You spend hours preparing for an upcoming workshop, studying the subject matter, collecting and analysing artefacts, only for people to zone-out when they turn up. But what if you could effectively engage the whole room, ensure every attendee’s voice is heard, and spark the creativity and perspective-taking needed to arrive at the objective of the workshop? While there are many important skills to facilitating a workshop that might come into play, we’ve found that bringing games into the workplace can effectively achieve all of these things in a process known as gamification.

So what is it? Applying game mechanics to a traditionally non-game context to engage an audience or solve a problem. This process creates the same environment we find appealing in games of all kinds: challenge, connection, competition, and feedback.
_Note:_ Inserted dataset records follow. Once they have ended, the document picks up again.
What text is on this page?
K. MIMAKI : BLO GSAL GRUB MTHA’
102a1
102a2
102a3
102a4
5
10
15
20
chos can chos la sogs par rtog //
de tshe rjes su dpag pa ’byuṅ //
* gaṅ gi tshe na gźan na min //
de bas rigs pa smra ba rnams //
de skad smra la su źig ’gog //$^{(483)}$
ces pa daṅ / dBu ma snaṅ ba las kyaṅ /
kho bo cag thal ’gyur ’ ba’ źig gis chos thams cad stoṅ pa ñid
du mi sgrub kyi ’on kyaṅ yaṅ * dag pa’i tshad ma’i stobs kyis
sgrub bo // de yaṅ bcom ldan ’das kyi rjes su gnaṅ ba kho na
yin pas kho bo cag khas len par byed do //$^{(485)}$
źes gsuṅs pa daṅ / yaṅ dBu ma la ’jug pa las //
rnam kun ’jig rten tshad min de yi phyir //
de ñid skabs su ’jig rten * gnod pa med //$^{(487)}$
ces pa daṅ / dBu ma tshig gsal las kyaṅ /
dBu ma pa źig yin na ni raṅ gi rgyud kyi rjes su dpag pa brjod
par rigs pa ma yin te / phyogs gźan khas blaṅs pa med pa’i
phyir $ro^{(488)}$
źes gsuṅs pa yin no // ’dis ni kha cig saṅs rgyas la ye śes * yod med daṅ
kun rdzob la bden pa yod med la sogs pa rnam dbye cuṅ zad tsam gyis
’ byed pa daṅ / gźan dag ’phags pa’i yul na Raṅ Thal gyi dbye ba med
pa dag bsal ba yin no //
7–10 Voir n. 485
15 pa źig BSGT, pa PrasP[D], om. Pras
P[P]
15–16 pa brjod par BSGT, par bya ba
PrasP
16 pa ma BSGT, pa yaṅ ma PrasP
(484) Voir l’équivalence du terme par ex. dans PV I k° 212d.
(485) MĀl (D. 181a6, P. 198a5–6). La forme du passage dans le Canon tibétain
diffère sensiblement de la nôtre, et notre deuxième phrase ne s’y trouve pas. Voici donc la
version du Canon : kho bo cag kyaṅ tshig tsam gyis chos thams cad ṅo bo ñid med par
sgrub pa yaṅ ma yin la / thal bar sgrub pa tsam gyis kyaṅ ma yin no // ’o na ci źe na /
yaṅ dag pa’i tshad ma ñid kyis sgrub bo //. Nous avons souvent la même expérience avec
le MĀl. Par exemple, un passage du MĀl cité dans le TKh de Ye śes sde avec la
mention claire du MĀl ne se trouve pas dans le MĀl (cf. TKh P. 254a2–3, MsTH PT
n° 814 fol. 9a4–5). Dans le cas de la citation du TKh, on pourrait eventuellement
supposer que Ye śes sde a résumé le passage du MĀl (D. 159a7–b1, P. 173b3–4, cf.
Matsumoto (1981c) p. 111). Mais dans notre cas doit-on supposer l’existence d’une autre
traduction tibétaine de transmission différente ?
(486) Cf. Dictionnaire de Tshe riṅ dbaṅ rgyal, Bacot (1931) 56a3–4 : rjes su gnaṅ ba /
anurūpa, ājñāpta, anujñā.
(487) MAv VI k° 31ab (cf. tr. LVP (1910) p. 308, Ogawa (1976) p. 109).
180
Why does it work? Games are engaging because they create what is known as intrinsic motivation. This form of motivation generates long-lasting engagement that effectively drives learning and behaviour. Intrinsic motivation relies on meeting three key needs:

  1. Autonomy - being able to make our own choices, to feel in control.

  2. Competence - creating the right amount of challenge (but remember, if a game’s too easy, or too hard, it won’t be able to meet this need).

  3. Relatedness - to foster connection and support with others.

These three needs can all be met via the mechanics of a game, when introduced into a traditionally non-game context, like your next workshop!

So what are these "game mechanics" that we need to incorporate into our “gamified” workshop?

  1. Goals - every game needs them, so that the players understand exactly why they’re playing and what they’re working towards;

  2. Rules - to define the boundaries and restrictions of how you play;

  3. Challenge - from the interaction between goals and rules we create conflict, and this is where we can play around with different goals and rules to create the perfect mix of challenge; and

  4. Feedback - immediate feedback on the consequences of your actions makes the experience feel tactile and drives much stronger reinforcement and engagement.

Because games can also help remove a lot of the jargon and formality of a typical meeting, problems can be stripped back to their core, with solutions offered up more readily by more participants.

Leveraging the amount of human capital in that workshop room is a missed-opportunity for most projects, but when it is taken advantage of, remarkable solutions can be achieved.